A full e-commerce store — designed, built, and shipped with an AI-assisted workflow.
FreshCool needed a real store, not a brochure: a working storefront with its own UI and UX, running on a stack its team could operate. The build ran on Claude Design for the interface system, Claude Code for the implementation, WordPress + WooCommerce as the commerce backbone, and Hostinger for hosting.
- Claude DesignUI system
- Claude Codeimplementation
- WooCommercecommerce backbone
- Hostingerhosting
The brief: a store, not a brochure
FreshCool is a Qatar e-commerce business. What it needed was the whole surface a store lives on: a site with a clear visual identity, product pages a buyer can actually decide from, a path from discovery to cart to checkout that does not leak, and an admin side the team can run day to day without a developer on call. The constraint was the usual one — get all of that shipped without the timeline and cost of a traditional agency web build.
Design first: the UI system came out of Claude Design
Instead of static mockups, the interface was built as a design system in Claude Design: the layout grid, the component set — cards, navigation, product tiles, buttons, forms — and the visual language of the brand. Working at the system level rather than the page level meant every new page inherited the same rules instead of being redrawn from scratch, and design decisions could be tested as something close to the real interface rather than a picture of one.
Build: Claude Code as the implementation layer
Claude Code turned the design system into the working front end — templates, styling, and the integration code that binds the interface to the platform underneath. The loop that usually makes web projects slow is the handoff: designer draws, developer interprets, everyone reconciles. Here the design and the code came out of one connected workflow, so an iteration was a change, not a meeting. UX fixes — spacing, hierarchy, mobile behavior, the order of steps on the way to checkout — happened directly in code and were reviewed on the real site.
The commerce backbone: WordPress + WooCommerce
The storefront runs on WordPress with WooCommerce handling catalog, cart, checkout, and order management. That choice is deliberate: it is the most widely operated commerce stack there is, which means FreshCool's team can manage products, orders, and content themselves, hire for it locally, and extend it with standard plugins — no bespoke system that only its builder understands, no lock-in. The custom UI/UX sits on top of the standard machinery, integrated rather than replaced.
Shipped on Hostinger
Hosting is Hostinger — a pragmatic choice for a store this shape: straightforward WordPress deployment, sensible cost, and no infrastructure overhead the team would have to babysit. The build was deployed, wired to the domain, and handed over as a running store.
What this proves
An AI-assisted pipeline — a design agent producing the UI system, a coding agent implementing it — can carry a production e-commerce build end to end and land it on a standard, maintainable stack.
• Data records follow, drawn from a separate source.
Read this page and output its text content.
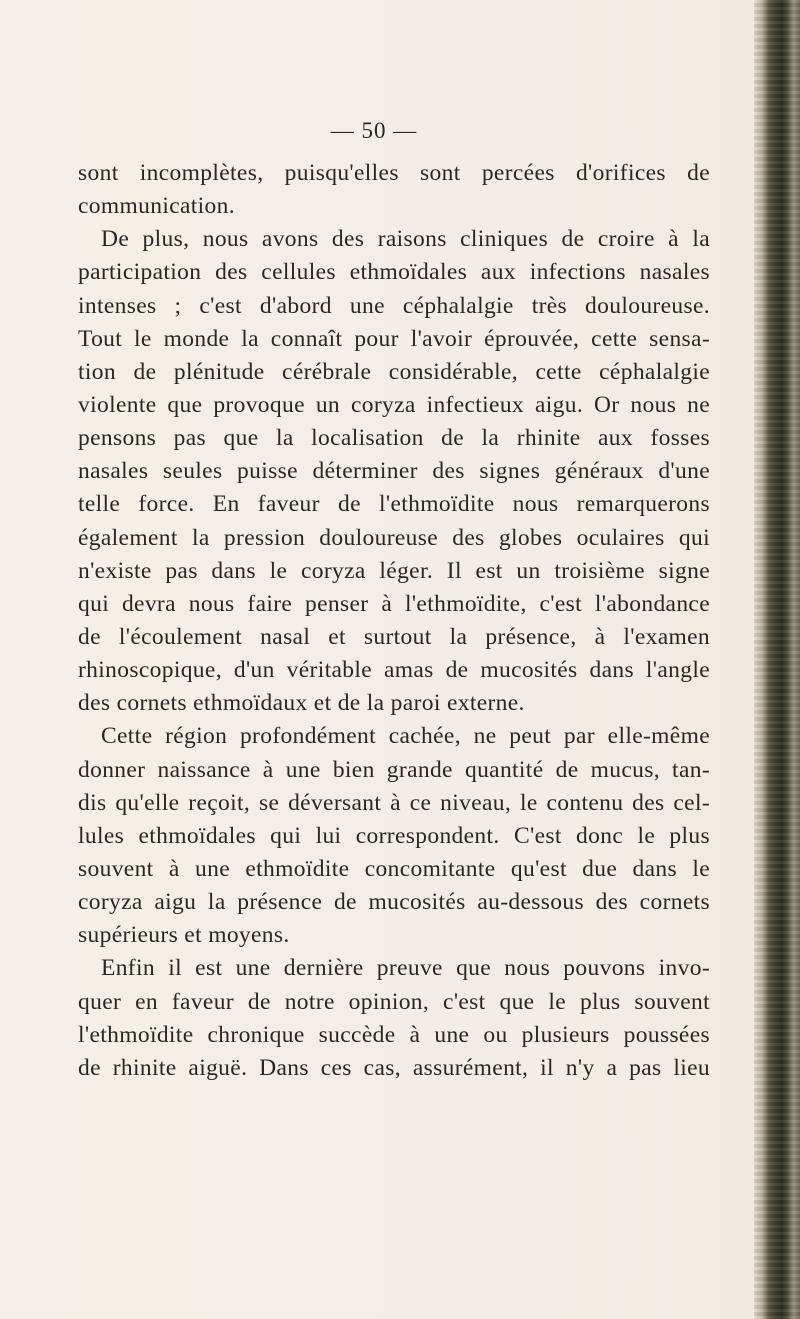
— 50 —
sont incomplètes, puisqu'elles sont percées d'orifices de
communication.
De plus, nous avons des raisons cliniques de croire à la
participation des cellules ethmoïdales aux infections nasales
intenses ; c'est d'abord une céphalalgie très douloureuse.
Tout le monde la connaît pour l'avoir éprouvée, cette sensa-
tion de plénitude cérébrale considérable, cette céphalalgie
violente que provoque un coryza infectieux aigu. Or nous ne
pensons pas que la localisation de la rhinite aux fosses
nasales seules puisse déterminer des signes généraux d'une
telle force. En faveur de l'ethmoïdite nous remarquerons
également la pression douloureuse des globes oculaires qui
n'existe pas dans le coryza léger. Il est un troisième signe
qui devra nous faire penser à l'ethmoïdite, c'est l'abondance
de l'écoulement nasal et surtout la présence, à l'examen
rhinoscopique, d'un véritable amas de mucosités dans l'angle
des cornets ethmoïdaux et de la paroi externe.
Cette région profondément cachée, ne peut par elle-même
donner naissance à une bien grande quantité de mucus, tan-
dis qu'elle reçoit, se déversant à ce niveau, le contenu des cel-
lules ethmoïdales qui lui correspondent. C'est donc le plus
souvent à une ethmoïdite concomitante qu'est due dans le
coryza aigu la présence de mucosités au-dessous des cornets
supérieurs et moyens.
Enfin il est une dernière preuve que nous pouvons invo-
quer en faveur de notre opinion, c'est que le plus souvent
l'ethmoïdite chronique succède à une ou plusieurs poussées
de rhinite aiguë. Dans ces cas, assurément, il n'y a pas lieu
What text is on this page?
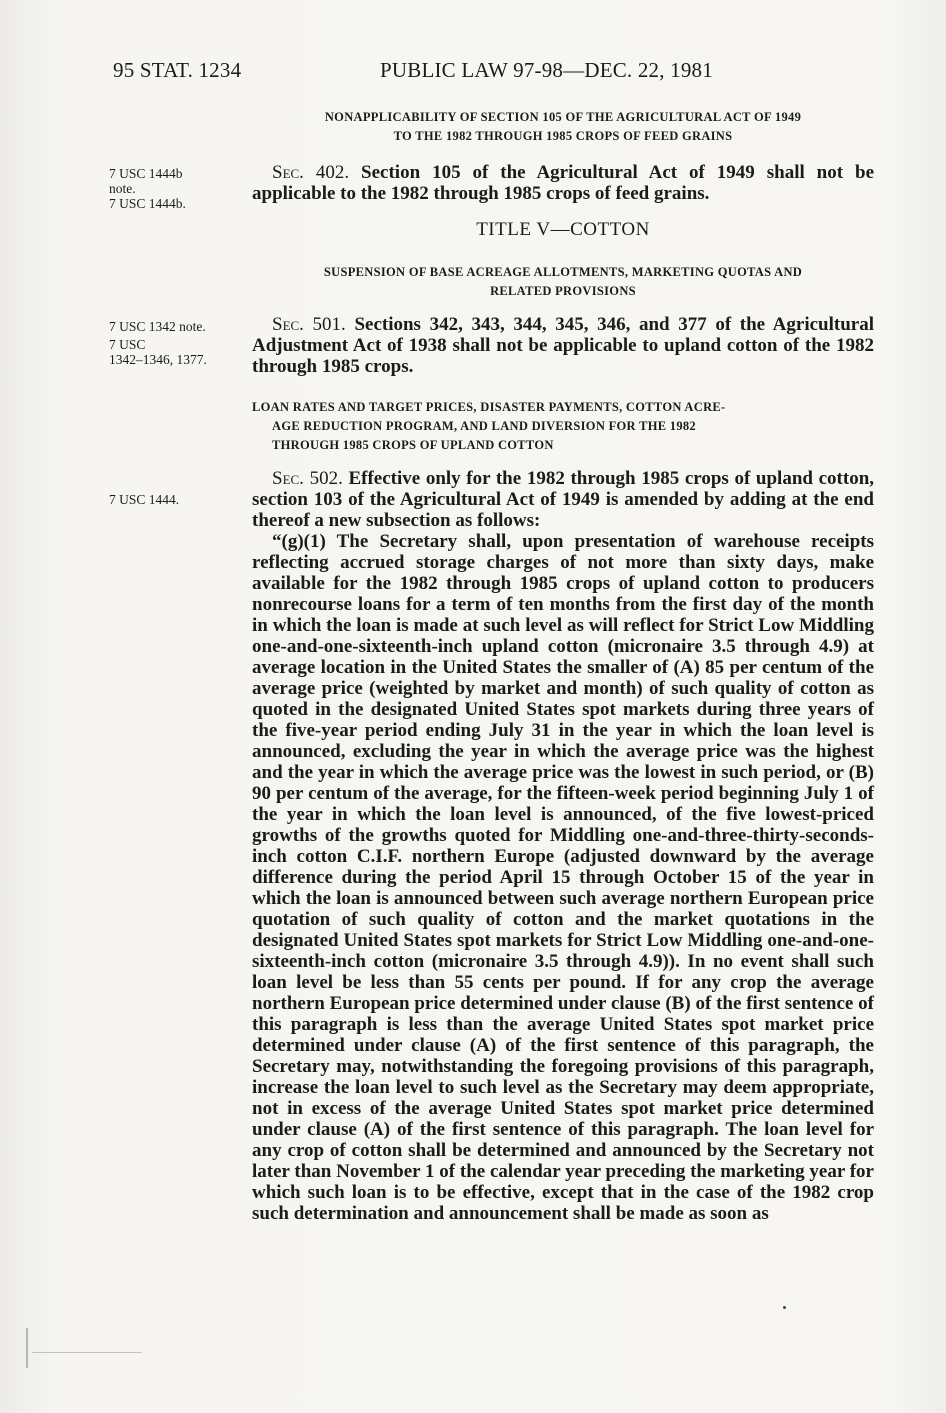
95 STAT. 1234	PUBLIC LAW 97-98—DEC. 22, 1981
NONAPPLICABILITY OF SECTION 105 OF THE AGRICULTURAL ACT OF 1949
TO THE 1982 THROUGH 1985 CROPS OF FEED GRAINS
7 USC 1444b
note.
7 USC 1444b.

Sec. 402. Section 105 of the Agricultural Act of 1949 shall not be applicable to the 1982 through 1985 crops of feed grains.

TITLE V—COTTON
SUSPENSION OF BASE ACREAGE ALLOTMENTS, MARKETING QUOTAS AND
RELATED PROVISIONS
7 USC 1342 note.
7 USC
1342–1346, 1377.

Sec. 501. Sections 342, 343, 344, 345, 346, and 377 of the Agricultural Adjustment Act of 1938 shall not be applicable to upland cotton of the 1982 through 1985 crops.

LOAN RATES AND TARGET PRICES, DISASTER PAYMENTS, COTTON ACRE-
AGE REDUCTION PROGRAM, AND LAND DIVERSION FOR THE 1982
THROUGH 1985 CROPS OF UPLAND COTTON
7 USC 1444.

Sec. 502. Effective only for the 1982 through 1985 crops of upland cotton, section 103 of the Agricultural Act of 1949 is amended by adding at the end thereof a new subsection as follows:

“(g)(1) The Secretary shall, upon presentation of warehouse receipts reflecting accrued storage charges of not more than sixty days, make available for the 1982 through 1985 crops of upland cotton to producers nonrecourse loans for a term of ten months from the first day of the month in which the loan is made at such level as will reflect for Strict Low Middling one-and-one-sixteenth-inch upland cotton (micronaire 3.5 through 4.9) at average location in the United States the smaller of (A) 85 per centum of the average price (weighted by market and month) of such quality of cotton as quoted in the designated United States spot markets during three years of the five-year period ending July 31 in the year in which the loan level is announced, excluding the year in which the average price was the highest and the year in which the average price was the lowest in such period, or (B) 90 per centum of the average, for the fifteen-week period beginning July 1 of the year in which the loan level is announced, of the five lowest-priced growths of the growths quoted for Middling one-and-three-thirty-seconds-inch cotton C.I.F. northern Europe (adjusted downward by the average difference during the period April 15 through October 15 of the year in which the loan is announced between such average northern European price quotation of such quality of cotton and the market quotations in the designated United States spot markets for Strict Low Middling one-and-one-sixteenth-inch cotton (micronaire 3.5 through 4.9)). In no event shall such loan level be less than 55 cents per pound. If for any crop the average northern European price determined under clause (B) of the first sentence of this paragraph is less than the average United States spot market price determined under clause (A) of the first sentence of this paragraph, the Secretary may, notwithstanding the foregoing provisions of this paragraph, increase the loan level to such level as the Secretary may deem appropriate, not in excess of the average United States spot market price determined under clause (A) of the first sentence of this paragraph. The loan level for any crop of cotton shall be determined and announced by the Secretary not later than November 1 of the calendar year preceding the marketing year for which such loan is to be effective, except that in the case of the 1982 crop such determination and announcement shall be made as soon as
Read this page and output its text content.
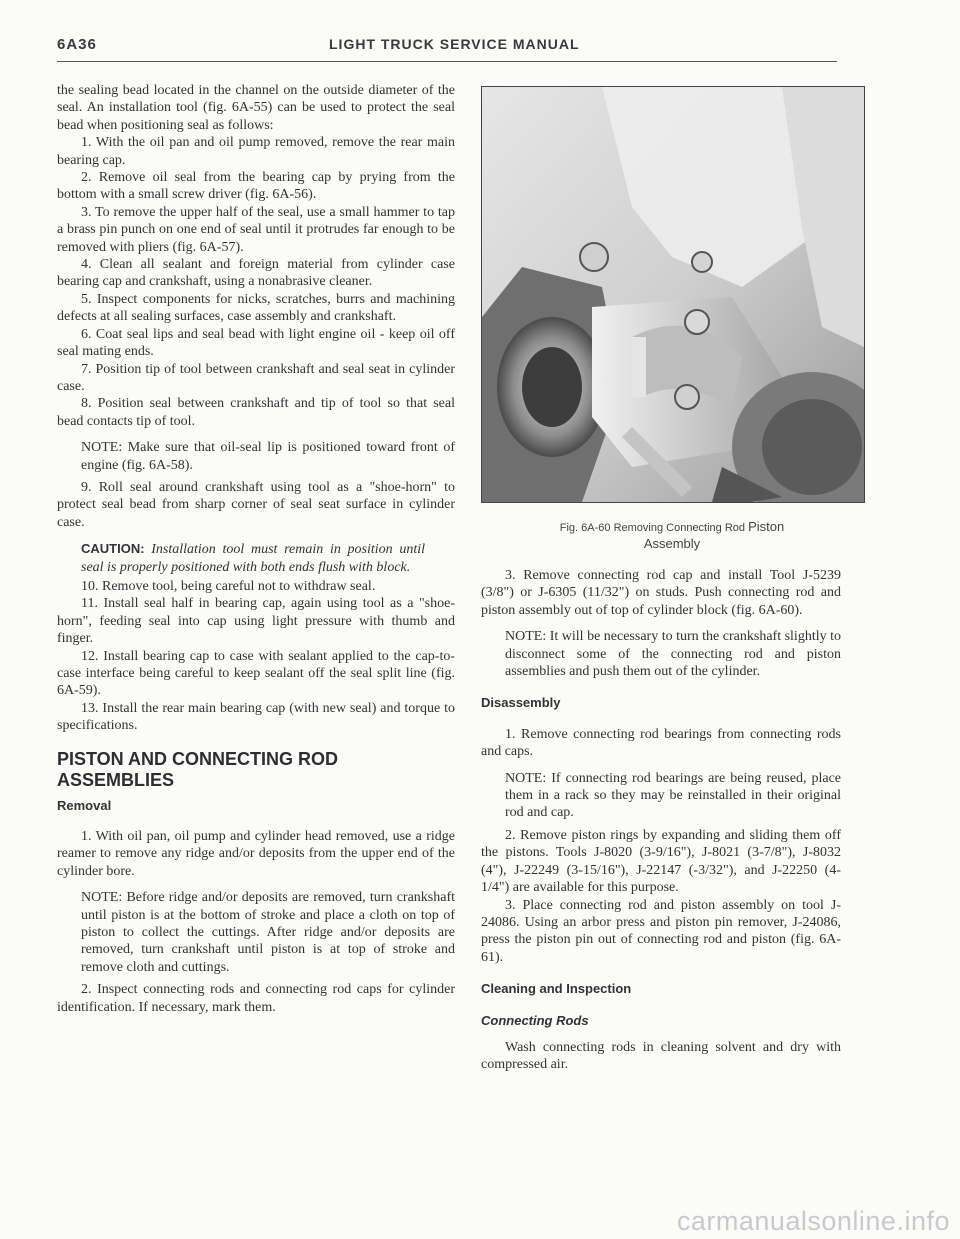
6A36	LIGHT TRUCK SERVICE MANUAL

the sealing bead located in the channel on the outside diameter of the seal. An installation tool (fig. 6A-55) can be used to protect the seal bead when positioning seal as follows:

1. With the oil pan and oil pump removed, remove the rear main bearing cap.

2. Remove oil seal from the bearing cap by prying from the bottom with a small screw driver (fig. 6A-56).

3. To remove the upper half of the seal, use a small hammer to tap a brass pin punch on one end of seal until it protrudes far enough to be removed with pliers (fig. 6A-57).

4. Clean all sealant and foreign material from cylinder case bearing cap and crankshaft, using a nonabrasive cleaner.

5. Inspect components for nicks, scratches, burrs and machining defects at all sealing surfaces, case assembly and crankshaft.

6. Coat seal lips and seal bead with light engine oil - keep oil off seal mating ends.

7. Position tip of tool between crankshaft and seal seat in cylinder case.

8. Position seal between crankshaft and tip of tool so that seal bead contacts tip of tool.

NOTE: Make sure that oil-seal lip is positioned toward front of engine (fig. 6A-58).

9. Roll seal around crankshaft using tool as a "shoe-horn" to protect seal bead from sharp corner of seal seat surface in cylinder case.

CAUTION: Installation tool must remain in position until seal is properly positioned with both ends flush with block.

10. Remove tool, being careful not to withdraw seal.

11. Install seal half in bearing cap, again using tool as a "shoe-horn", feeding seal into cap using light pressure with thumb and finger.

12. Install bearing cap to case with sealant applied to the cap-to-case interface being careful to keep sealant off the seal split line (fig. 6A-59).

13. Install the rear main bearing cap (with new seal) and torque to specifications.

PISTON AND CONNECTING ROD ASSEMBLIES
Removal

1. With oil pan, oil pump and cylinder head removed, use a ridge reamer to remove any ridge and/or deposits from the upper end of the cylinder bore.

NOTE: Before ridge and/or deposits are removed, turn crankshaft until piston is at the bottom of stroke and place a cloth on top of piston to collect the cuttings. After ridge and/or deposits are removed, turn crankshaft until piston is at top of stroke and remove cloth and cuttings.

2. Inspect connecting rods and connecting rod caps for cylinder identification. If necessary, mark them.

Fig. 6A-60 Removing Connecting Rod Piston
Assembly

3. Remove connecting rod cap and install Tool J-5239 (3/8") or J-6305 (11/32") on studs. Push connecting rod and piston assembly out of top of cylinder block (fig. 6A-60).

NOTE: It will be necessary to turn the crankshaft slightly to disconnect some of the connecting rod and piston assemblies and push them out of the cylinder.

Disassembly

1. Remove connecting rod bearings from connecting rods and caps.

NOTE: If connecting rod bearings are being reused, place them in a rack so they may be reinstalled in their original rod and cap.

2. Remove piston rings by expanding and sliding them off the pistons. Tools J-8020 (3-9/16"), J-8021 (3-7/8"), J-8032 (4"), J-22249 (3-15/16"), J-22147 (-3/32"), and J-22250 (4-1/4") are available for this purpose.

3. Place connecting rod and piston assembly on tool J-24086. Using an arbor press and piston pin remover, J-24086, press the piston pin out of connecting rod and piston (fig. 6A-61).

Cleaning and Inspection
Connecting Rods

Wash connecting rods in cleaning solvent and dry with compressed air.

carmanualsonline.info
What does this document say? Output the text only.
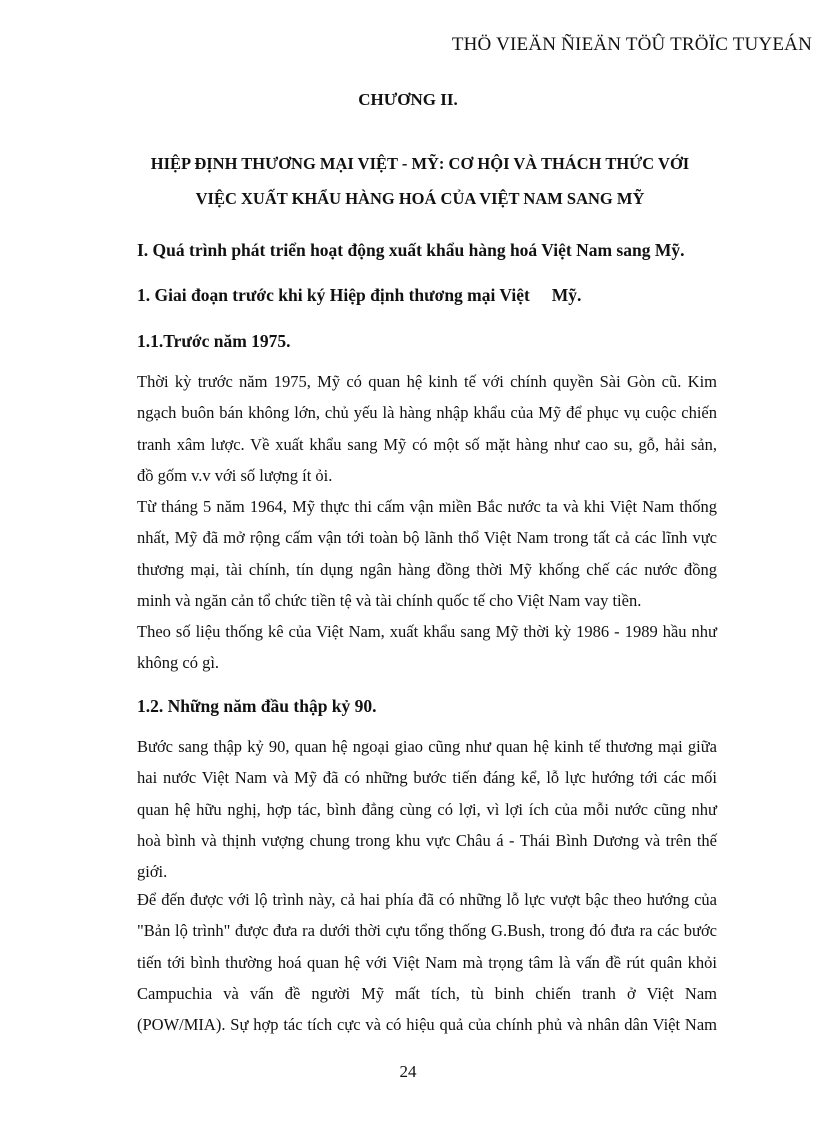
THÖ VIEÄN ÑIEÄN TÖÛ TRÖÏC TUYEÁN
CHƯƠNG II.
HIỆP ĐỊNH THƯƠNG MẠI VIỆT - MỸ: CƠ HỘI VÀ THÁCH THỨC VỚI
VIỆC XUẤT KHẨU HÀNG HOÁ CỦA VIỆT NAM SANG MỸ
I. Quá trình phát triển hoạt động xuất khẩu hàng hoá Việt Nam sang Mỹ.
1. Giai đoạn trước khi ký Hiệp định thương mại Việt     Mỹ.
1.1.Trước năm 1975.
Thời kỳ trước năm 1975, Mỹ có quan hệ kinh tế với chính quyền Sài Gòn cũ. Kim
ngạch buôn bán không lớn, chủ yếu là hàng nhập khẩu của Mỹ để phục vụ cuộc chiến
tranh xâm lược. Về xuất khẩu sang Mỹ có một số mặt hàng như cao su, gỗ, hải sản,
đồ gốm v.v với số lượng ít ỏi.
Từ tháng 5 năm 1964, Mỹ thực thi cấm vận miền Bắc nước ta và khi Việt Nam thống
nhất, Mỹ đã mở rộng cấm vận tới toàn bộ lãnh thổ Việt Nam trong tất cả các lĩnh vực
thương mại, tài chính, tín dụng ngân hàng đồng thời Mỹ khống chế các nước đồng
minh và ngăn cản tổ chức tiền tệ và tài chính quốc tế cho Việt Nam vay tiền.
Theo số liệu thống kê của Việt Nam, xuất khẩu sang Mỹ thời kỳ 1986 - 1989 hầu như
không có gì.
1.2. Những năm đầu thập kỷ 90.
Bước sang thập kỷ 90, quan hệ ngoại giao cũng như quan hệ kinh tế thương mại giữa
hai nước Việt Nam và Mỹ đã có những bước tiến đáng kể, lỗ lực hướng tới các mối
quan hệ hữu nghị, hợp tác, bình đẳng cùng có lợi, vì lợi ích của mỗi nước cũng như
hoà bình và thịnh vượng chung trong khu vực Châu á - Thái Bình Dương và trên thế
giới.
Để đến được với lộ trình này, cả hai phía đã có những lỗ lực vượt bậc theo hướng của
"Bản lộ trình" được đưa ra dưới thời cựu tổng thống G.Bush, trong đó đưa ra các bước
tiến tới bình thường hoá quan hệ với Việt Nam mà trọng tâm là vấn đề rút quân khỏi
Campuchia và vấn đề người Mỹ mất tích, tù binh chiến tranh ở Việt Nam
(POW/MIA). Sự hợp tác tích cực và có hiệu quả của chính phủ và nhân dân Việt Nam
24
It is the same working method behind the AI marketing systems I build: agents do the repeatable work, a human directs and owns the result, and the client is handed keys, not a dependency.
Scope note: this case documents the build and the stack — design, implementation, integration, and hosting. No performance figures are published for this engagement.
Frequently asked questions
What did the AI tools actually do on this build?
Claude Design produced the UI system — layout, components, and the visual language of the store — and Claude Code turned that design into working code: templates, styling, and the integration glue around WordPress and WooCommerce. The judgment calls (what the store needs, what to cut, what ships) stayed human.
Why WordPress and WooCommerce instead of a custom stack?
Because the store team has to run it after handover. WordPress + WooCommerce means catalog, cart, checkout, and order management on a standard, widely supported stack — the owner can hire for it, extend it, and is never locked into a bespoke system only its builder understands.
Does this AI-assisted workflow replace a development team?
It compresses one. Design iteration that normally bounces between a designer and a developer for weeks happens in hours, because the design system and the code that implements it come from the same connected workflow. A human still directs it, reviews it, and owns the result.